Transition énergétique : L’option présidentielle pour un développement propre et résilient
La transition énergétique représente, de nos jours, un des défis majeurs auxquels la Tunisie est appelée à faire face et à relever avec une obligation de résultat, d’où son placement parmi les grandes priorités du Président de la République dont les efforts sont déjà concentrés sur la nécessité de mettre en œuvre les réformes adéquates et sur l’innovation des approches.
La Presse — En effet, notre pays a arrêté son choix pour les énergies nouvelles et renouvelables notamment solaire et éolienne, tout s’éloignant, progressivement, voire considérablement, des énergies à fossiles.

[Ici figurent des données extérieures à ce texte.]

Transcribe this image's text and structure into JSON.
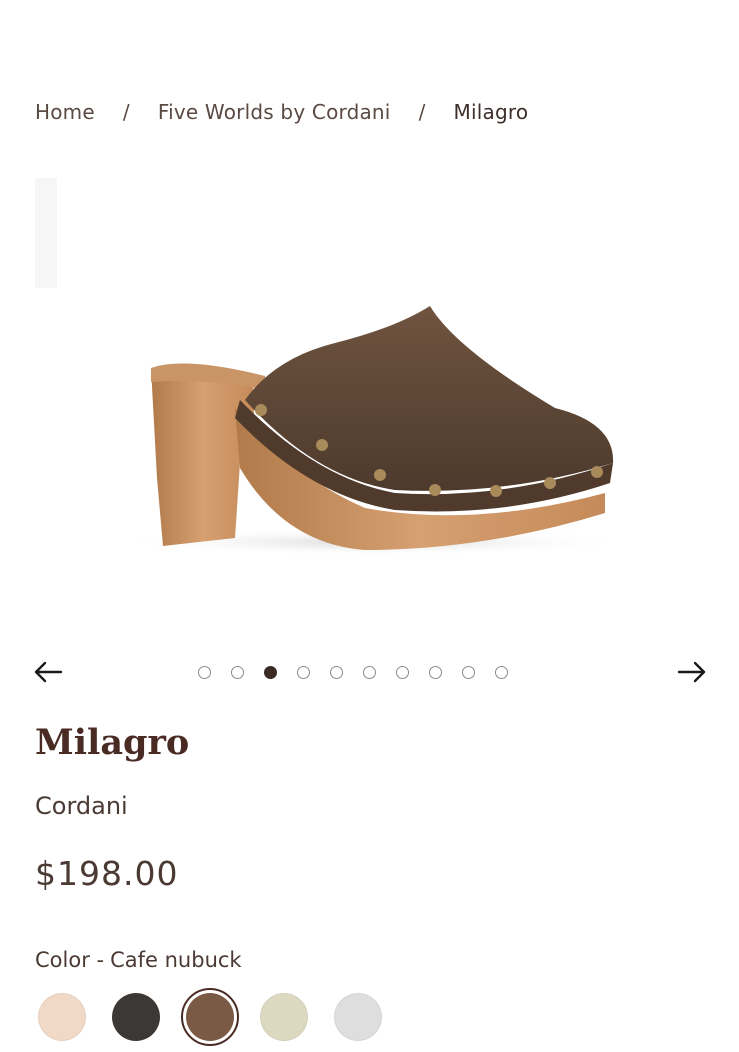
{
  "breadcrumb": {
    "home": "Home",
    "separator": "/",
    "collection": "Five Worlds by Cordani",
    "current": "Milagro"
  },
  "gallery": {
    "image": "brown-nubuck-clog-with-wooden-heel",
    "total_images": 10,
    "active_index": 2,
    "prev_icon": "arrow-left-icon",
    "next_icon": "arrow-right-icon"
  },
  "product": {
    "title": "Milagro",
    "brand": "Cordani",
    "price": "$198.00"
  },
  "color": {
    "label": "Color -",
    "selected": "Cafe nubuck",
    "swatches": [
      {
        "color": "#f0d9c6"
      },
      {
        "color": "#3c3836"
      },
      {
        "color": "#7a5a44",
        "selected": true
      },
      {
        "color": "#ddd8c0"
      },
      {
        "color": "#dedede"
      }
    ]
  }
}
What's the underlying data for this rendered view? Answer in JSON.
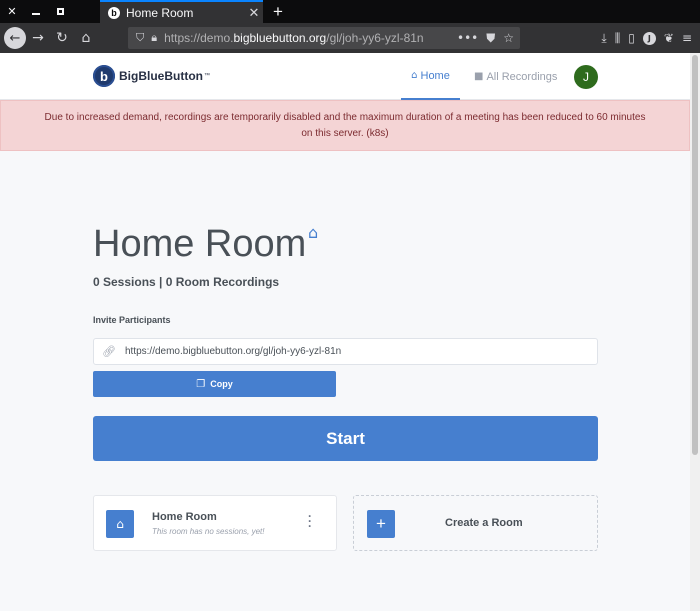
{
  "browser": {
    "tab_title": "Home Room",
    "url_host": "https://demo.",
    "url_domain": "bigbluebutton.org",
    "url_path": "/gl/joh-yy6-yzl-81n"
  },
  "header": {
    "logo_text": "BigBlueButton",
    "logo_tm": "™",
    "nav_home": "Home",
    "nav_recordings": "All Recordings",
    "avatar_initial": "J"
  },
  "alert": {
    "message": "Due to increased demand, recordings are temporarily disabled and the maximum duration of a meeting has been reduced to 60 minutes on this server. (k8s)"
  },
  "room": {
    "title": "Home Room",
    "stats": "0 Sessions | 0 Room Recordings",
    "invite_label": "Invite Participants",
    "invite_url": "https://demo.bigbluebutton.org/gl/joh-yy6-yzl-81n",
    "copy_label": "Copy",
    "start_label": "Start"
  },
  "cards": {
    "room_name": "Home Room",
    "room_sub": "This room has no sessions, yet!",
    "create_label": "Create a Room"
  },
  "colors": {
    "accent": "#467fcf",
    "alert_bg": "#f4d4d5",
    "avatar_bg": "#2e6b1d"
  }
}
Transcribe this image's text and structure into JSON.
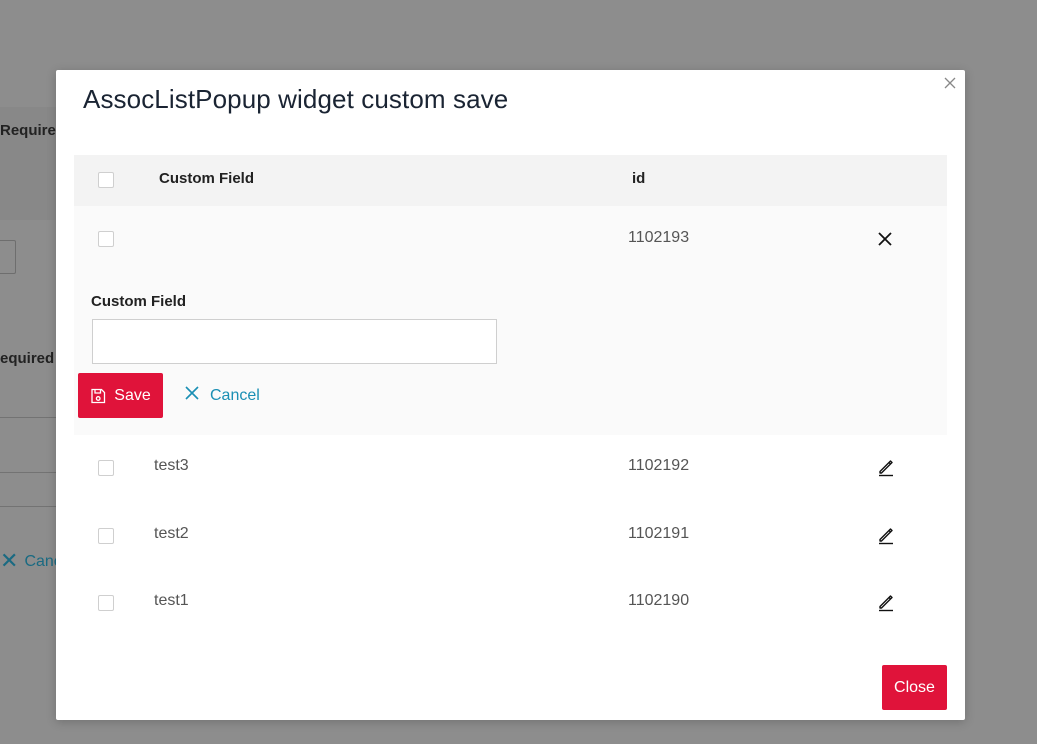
{
  "background": {
    "label_required_1": "Required",
    "label_required_2": "equired",
    "cancel_text": "Canc"
  },
  "modal": {
    "title": "AssocListPopup widget custom save",
    "columns": {
      "field": "Custom Field",
      "id": "id"
    },
    "editing_row": {
      "field": "",
      "id": "1102193"
    },
    "editor": {
      "label": "Custom Field",
      "value": "",
      "placeholder": "",
      "save_label": "Save",
      "cancel_label": "Cancel"
    },
    "rows": [
      {
        "field": "test3",
        "id": "1102192"
      },
      {
        "field": "test2",
        "id": "1102191"
      },
      {
        "field": "test1",
        "id": "1102190"
      }
    ],
    "close_label": "Close"
  },
  "colors": {
    "accent": "#e0133a",
    "link": "#1a8fb4",
    "title": "#1a2433"
  },
  "icons": {
    "close": "close-icon",
    "save": "save-icon",
    "cancel": "x-icon",
    "edit": "pencil-icon"
  }
}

Autrement dit, l’engagement est résolument pris en faveur d’une énergie durable et équitable, ce qui exige une orientation ferme dans l’accompagnement des efforts internationaux destinés à affronter les changements climatiques grâce à des mesures efficaces alliant l’environnement, l’énergie et le développement.
Plus encore, la Tunisie nouvelle n’a pas tardé à entreprendre des mesures, qualifiées de décisives avec l’émergence de l’ambitieux projet Elmed, avec l’appui de l’Union européenne, un projet qui prévoit le déploiement de 400 MW d’énergie solaire photovoltaïque entre Sidi Bouzid et Gafsa.
S’inscrivant dans le cadre de la stratégie nationale et de celui du programme Global Gateway Afrique–Europe, Elmed bénéficie, également d’autres garanties de financement et de mobilisation de fonds de la part de la Banque européenne pour la reconstruction et le développement (Berd) et la Banque européenne d’investissement (BEI).
Il faut dire qu’il s’agit d’un véritable chantier pour la production d’électricité verte tout en modernisant le réseau de la Société tunisienne de l’électricité et du gaz (Steg) en l’aidant à mieux intégrer les énergies renouvelables sans oublier les sérieuses perspectives d’une réelle éventualité d’exportation de l’énergie propre vers l’Europe par le biais de l’interconnexion électrique sous-marine Tunisie–Italie, qui porte, d’ailleurs, le même nom (Elmed).
Le même projet est scindé en deux volets, en l’occurrence une centrale solaire de 100 MW à Sidi Bouzid et un portefeuille de projets totalisant 300 MW à Gafsa qui devraient former l’ossature principale de la première phase (2022–2030) de la transition énergétique tunisienne et du développement durable et résilient.
De surcoît, la Banque mondiale (BM) est, également, associée à ce projet Elmed, sachant qu’une délégation du Groupe de la BM vient d’avoir une rencontre, qualifiée de pertinente, avec la ministre de l’Industrie, des Mines et de l’Energie et dont l’objet a été l’étude de l’état d’avancement des étapes pour la concrétisation de ce projet.
Il est utile de savoir, par ailleurs, que dans le même ordre d’idées, notre pays suit un autre projet d’appui à une «Transition énergétique tunisienne accélérée» (Teta) qui n’est autre qu’une initiative conjointe du ministère de l’Industrie, des Mines et de l’énergie (Mime), de l’Agence nationale pour la maîtrise de l’Énergie (Anme), de la Société tunisienne de l’électricité et du gaz (Steg) et de la GIZ. dont l’objectif est de participer à la promotion d’une transition énergétique rapide en Tunisie grâce à l’amélioration des conditions réglementaires, administratives et techniques nécessaires.
A noter, aussi, que la Tunisie dispose d’une stratégie ambitieuse de transition énergétique destinée à atteindre plusieurs objectifs clés d’ici à 2030. On citera plus particulièrement la réduction de l’intensité énergétique de 30%, la production de 35% de l’électricité à partir d’énergies renouvelables, et une baisse de 45% de l’intensité carbone par rapport aux niveaux de 2010.
Ces objectifs, une fois réalisés, devraient contribuer au renforcement de la résilience de l’économie tunisienne face aux perturbations extérieures, telles que l’augmentation des prix des énergies fossiles.
En définitive, la démarche présidentielle est irréversible en vue de la mise en place d’une énergie propre au sein d’un environnement sain, surtout que depuis le processus du 25 juillet 2021, les initiatives se sont multipliées pour le développement des diverses énergies propres au profit d’une croissance socioéconomique pérenne et résiliente.